A-biblical or Unbiblical?

As Christians, we're not always very good at distinguishing between "Unbiblical" and "A-Biblical" things. 

Something is a-biblical if it is an issue not addressed in Scripture. The Internet, for example, is a-biblical. The Bible doesn't provide us black and white instructions regarding the use of the Internet. What we decide in a-biblical areas must depend on the principles we gain from Scripture that speaks in other areas. Ephesians 5:3 tells us that among us "there must not be even a hint of sexual immorality..." which certainly governs the ways we use the Internet. There are lots of passages in the Bible that give principles concerning our involvement in a-biblical things, but something is not unbiblical simply because it is not found in Scripture. 

Something is unbiblical if it directly contradicts the clear teaching of Scripture. Drunkenness is unbiblical. Adultery is unbiblical. Idolatry is unbiblical

I'm reading a book right now about parenting that speaks a lot about "unbiblical" approaches to parenting, like grounding your children. I respectfully disagree with that use of the term "unbiblical." Your specific disciplinary technique for raising children is an a-biblical practice. Failure to discipline your children would be unbiblical (Proverbs 22:6; Ephesians 6:4). The author believes grounding your children is an unwise practice, and I might be inclined to agree; but I reject the idea that a parent who grounds their child is doing something unbiblical. I do not believe it is a sin to ground your child.

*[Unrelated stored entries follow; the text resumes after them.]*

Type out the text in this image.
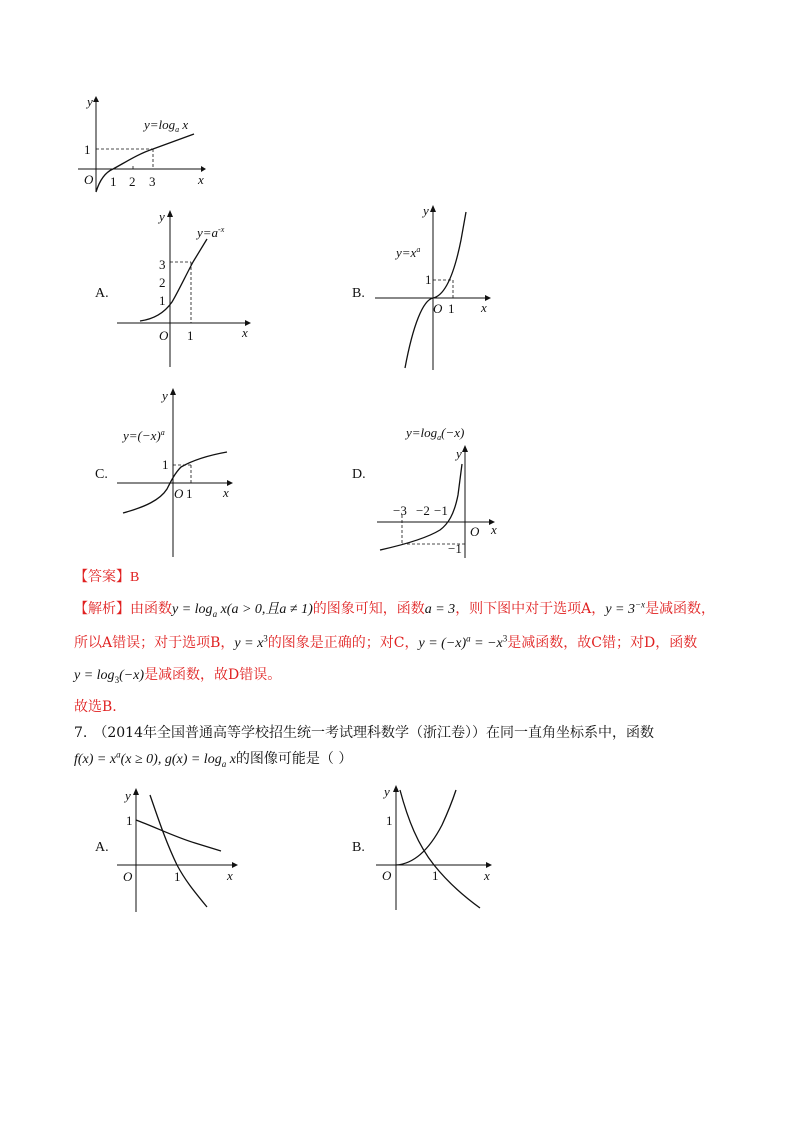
y
x
O
1
1 2 3
$y=\log_a$ x
A.
y
x
O
3
2
1
1
$y=a^{-x}$
B.
y
x
O
1
1
$y=x^a$
C.
y
x
O
1
1
$y=(-x)^a$
D.
$y=\log_a(-x)$
y
x
O
−3 −2 −1
−1
【答案】B
【解析】由函数$y = \log_a x(a > 0$,且a ≠ 1)的图象可知，函数a = 3，则下图中对于选项A，$y = 3^{-x}$是减函数，
所以A错误；对于选项B，$y = x^3$的图象是正确的；对C，$y = (-x)^a = -x^3$是减函数，故C错；对D，函数
$y = \log_3(-x)$是减函数，故D错误。
故选B.
7. （2014年全国普通高等学校招生统一考试理科数学（浙江卷））在同一直角坐标系中，函数
$f(x) = x^a(x \ge 0)$, $g(x) = \log_a x$的图像可能是（ ）
A.
y
x
O
1
1
B.
y
x
O
1
1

We like black and white. We like a list of the rules. It is easier to declare something unbiblical and be done with it, but that isn't the way wise living works. There are many things in our lives today, whether in raising children or picking out a shirt to wear for work, which are decisions for which the Bible does not give us black and white answers. In those areas we have to apply Biblical principles, use the brain God gave us, and ask Him for His perspective (James 1:5) to guide us as we go. But we must also resist the urge to make blanket statements about "unbiblical" things which in reality the Bible says nothing about.